I got back from our September vacation trip just in time to begin to rebuild the calluses on my left hand and get myself ready for the October edition of the monthly Coffee House/Open Mic evening in the Oddfellows Hall ballroom. Much as I would like to travel with a guitar so I can keep my technique from getting rusty and work on new material, it’s not practical, and considering what happened to my suitcase on this return trip, it’s not safe either.
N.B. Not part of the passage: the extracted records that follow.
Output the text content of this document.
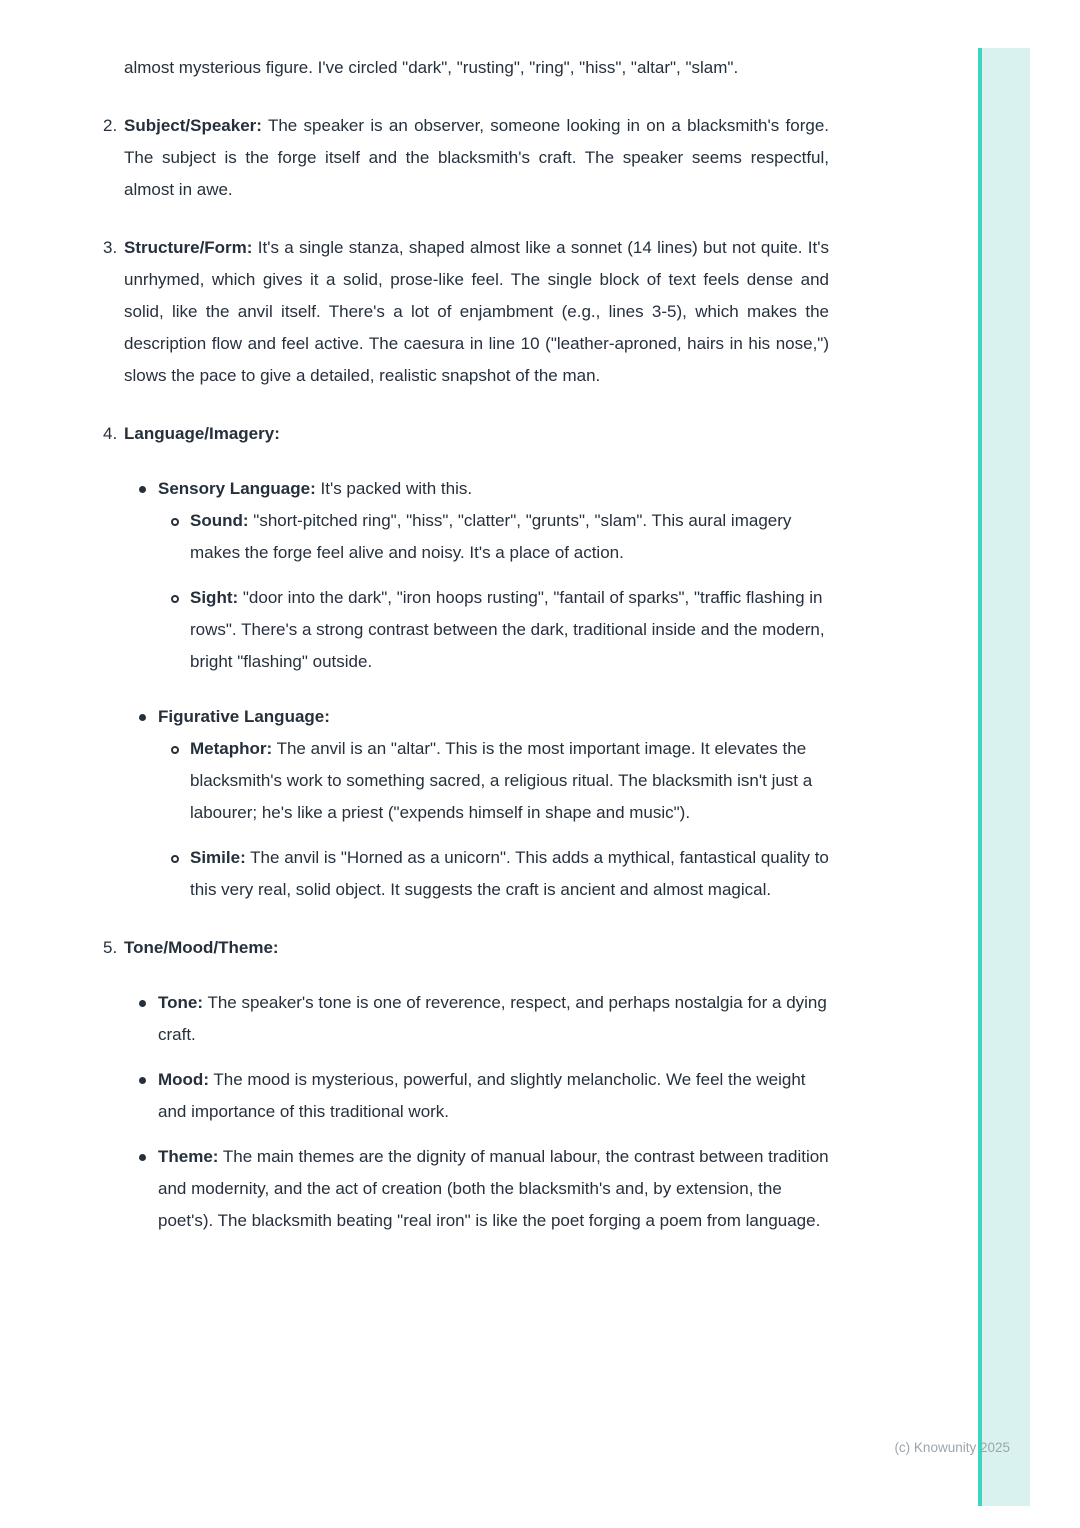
almost mysterious figure. I've circled "dark", "rusting", "ring", "hiss", "altar", "slam".

2. Subject/Speaker: The speaker is an observer, someone looking in on a blacksmith's forge. The subject is the forge itself and the blacksmith's craft. The speaker seems respectful, almost in awe.

3. Structure/Form: It's a single stanza, shaped almost like a sonnet (14 lines) but not quite. It's unrhymed, which gives it a solid, prose-like feel. The single block of text feels dense and solid, like the anvil itself. There's a lot of enjambment (e.g., lines 3-5), which makes the description flow and feel active. The caesura in line 10 ("leather-aproned, hairs in his nose,") slows the pace to give a detailed, realistic snapshot of the man.

4. Language/Imagery:

Sensory Language: It's packed with this.

Sound: "short-pitched ring", "hiss", "clatter", "grunts", "slam". This aural imagery makes the forge feel alive and noisy. It's a place of action.

Sight: "door into the dark", "iron hoops rusting", "fantail of sparks", "traffic flashing in rows". There's a strong contrast between the dark, traditional inside and the modern, bright "flashing" outside.

Figurative Language:

Metaphor: The anvil is an "altar". This is the most important image. It elevates the blacksmith's work to something sacred, a religious ritual. The blacksmith isn't just a labourer; he's like a priest ("expends himself in shape and music").

Simile: The anvil is "Horned as a unicorn". This adds a mythical, fantastical quality to this very real, solid object. It suggests the craft is ancient and almost magical.

5. Tone/Mood/Theme:

Tone: The speaker's tone is one of reverence, respect, and perhaps nostalgia for a dying craft.

Mood: The mood is mysterious, powerful, and slightly melancholic. We feel the weight and importance of this traditional work.

Theme: The main themes are the dignity of manual labour, the contrast between tradition and modernity, and the act of creation (both the blacksmith's and, by extension, the poet's). The blacksmith beating "real iron" is like the poet forging a poem from language.

(c) Knowunity 2025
My own offerings of tunes by Gordon Lightfoot, Stan Rogers, and Neil Young were far from the only things on the program that night. We had 14 acts over two-and-a-half hours, and aside from guitarist/singers like myself, we had an elementary school student who is learning guitar, a recorder duo (student and teacher), members of the Robert Service School’s Grade 5 ukulele group, a fiddle duo (with piano accompaniment), two storytellers, a youngster on mandolin who also recited poetry, some electronic percussion and synthesizer improvisation, and some fingerstyle acoustic guitar.

We do this every month, usually on the first weekend of the month, and in the summer, when the weather permits, we take it all down to Front Street and serenade from the Gazebo. The next one’s on November 3.
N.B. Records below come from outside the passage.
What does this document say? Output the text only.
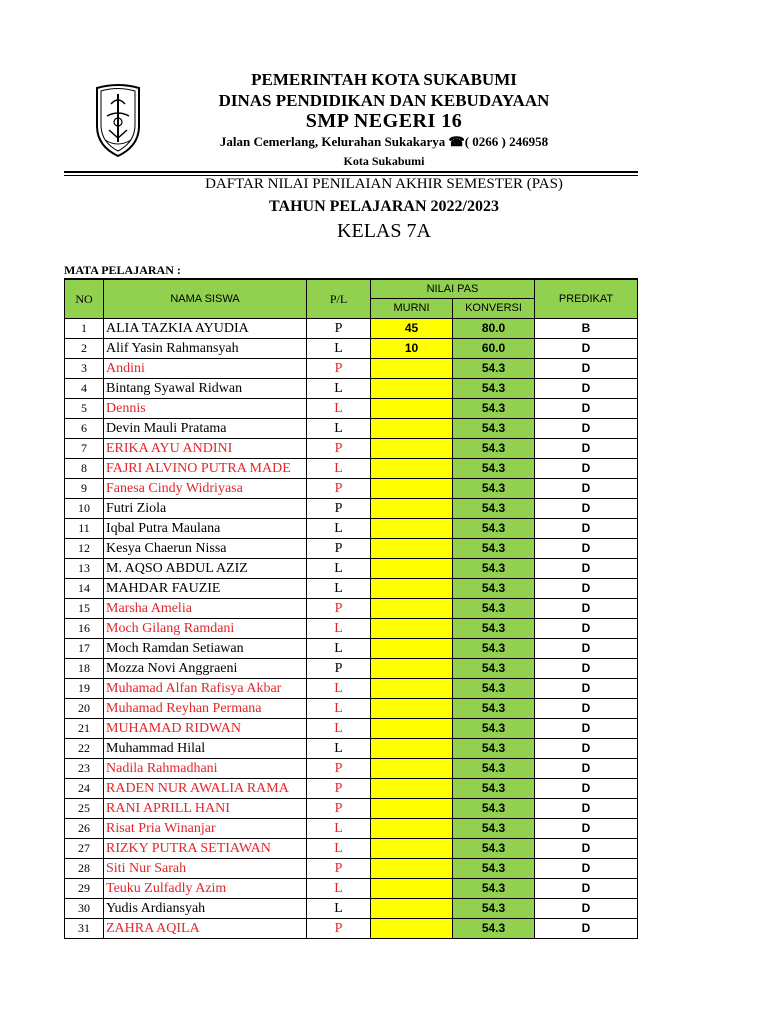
PEMERINTAH KOTA SUKABUMI
DINAS PENDIDIKAN DAN KEBUDAYAAN
SMP NEGERI 16
Jalan Cemerlang, Kelurahan Sukakarya ☎( 0266 ) 246958
Kota Sukabumi
DAFTAR NILAI PENILAIAN AKHIR SEMESTER (PAS)
TAHUN PELAJARAN 2022/2023
KELAS 7A
MATA PELAJARAN :
NO	NAMA SISWA	P/L	NILAI PAS		PREDIKAT
			MURNI	KONVERSI	
1	ALIA TAZKIA AYUDIA	P	45	80.0	B
2	Alif Yasin Rahmansyah	L	10	60.0	D
3	Andini	P		54.3	D
4	Bintang Syawal Ridwan	L		54.3	D
5	Dennis	L		54.3	D
6	Devin Mauli Pratama	L		54.3	D
7	ERIKA AYU ANDINI	P		54.3	D
8	FAJRI ALVINO PUTRA MADE	L		54.3	D
9	Fanesa Cindy Widriyasa	P		54.3	D
10	Futri Ziola	P		54.3	D
11	Iqbal Putra Maulana	L		54.3	D
12	Kesya Chaerun Nissa	P		54.3	D
13	M. AQSO ABDUL AZIZ	L		54.3	D
14	MAHDAR FAUZIE	L		54.3	D
15	Marsha Amelia	P		54.3	D
16	Moch Gilang Ramdani	L		54.3	D
17	Moch Ramdan Setiawan	L		54.3	D
18	Mozza Novi Anggraeni	P		54.3	D
19	Muhamad Alfan Rafisya Akbar	L		54.3	D
20	Muhamad Reyhan Permana	L		54.3	D
21	MUHAMAD RIDWAN	L		54.3	D
22	Muhammad Hilal	L		54.3	D
23	Nadila Rahmadhani	P		54.3	D
24	RADEN NUR AWALIA RAMA	P		54.3	D
25	RANI APRILL HANI	P		54.3	D
26	Risat Pria Winanjar	L		54.3	D
27	RIZKY PUTRA SETIAWAN	L		54.3	D
28	Siti Nur Sarah	P		54.3	D
29	Teuku Zulfadly Azim	L		54.3	D
30	Yudis Ardiansyah	L		54.3	D
31	ZAHRA AQILA	P		54.3	D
These sessions are free, but donations and the concession money go to raise for worthy causes, usually musical ones. This last evening was to assist the music program for the Robert Service School’s Grade 5 class. Others have raised money for the Reprise Music Scholarship Fund, which was set up in memory of three recently deceased Dawson musicians (Gord Polichek, Wendy Perry, and Willie Gordon) for the purpose of advancing music and music education in Dawson. It is administered by the Klondike Institute of Art and Culture, which is headquartered in the Oddfellows Hall.

That wasn’t the only music during the week, not by a long shot.

The Dawson City Music Festival brought in bluesman Matt Andersen, whose big voice, big guitar skills, and big presence were a big hit with the packed house in the Oddfellows Hall. DCMF Producer Jenna Roebuck hasn’t indicated just what the next act will be, but there will be more before the next festival.

Two nights later, a smaller audience of about 15 gathered at Peter Menzies’ home for a Home Routes House Concert with the duo of Sarah Jane Scouten and Kristen Berkel, who have been touring the territory. They provided a fine evening of vocal harmonies backed up by guitar, banjo, and accordion.

Theirs was the first of six Home Routes gigs that will take place this season. C.R. Avery and Robert Sarazin Blake will be here on November 1, followed by the Crooked Brothers on the November 30. In the New Year, we will see and hear Qristina and Quinn (February 16), the Express Company (March 17), and Scott Cook (April 16).

Outside of this series, Dawson has already had a return visit by Luther Wright and a jazz evening with the Freedman Trio in September, as well as a double performance from the Karl Schwonik Quartet at both the school and the Oddfellows Hall on October 12.

Yukon Women in Music will be in town in November to do a show at the Dänojà Zho Cultural Centre on a Friday night(date TBA) and hold a song circle the next day. In the same month, honorary Dawsonite Nathan Tinkham will be in town to do a recording project with some local emerging artists over a period of several weeks.

In the meantime KIAC will continue to host piano, guitar, dance, and other musically related courses, and I hear that Ann Moore, the new school principal, is resurrecting the concept of a school choir, which flourished from 1985 to 2010 when my wife led it, but faded away after she retired.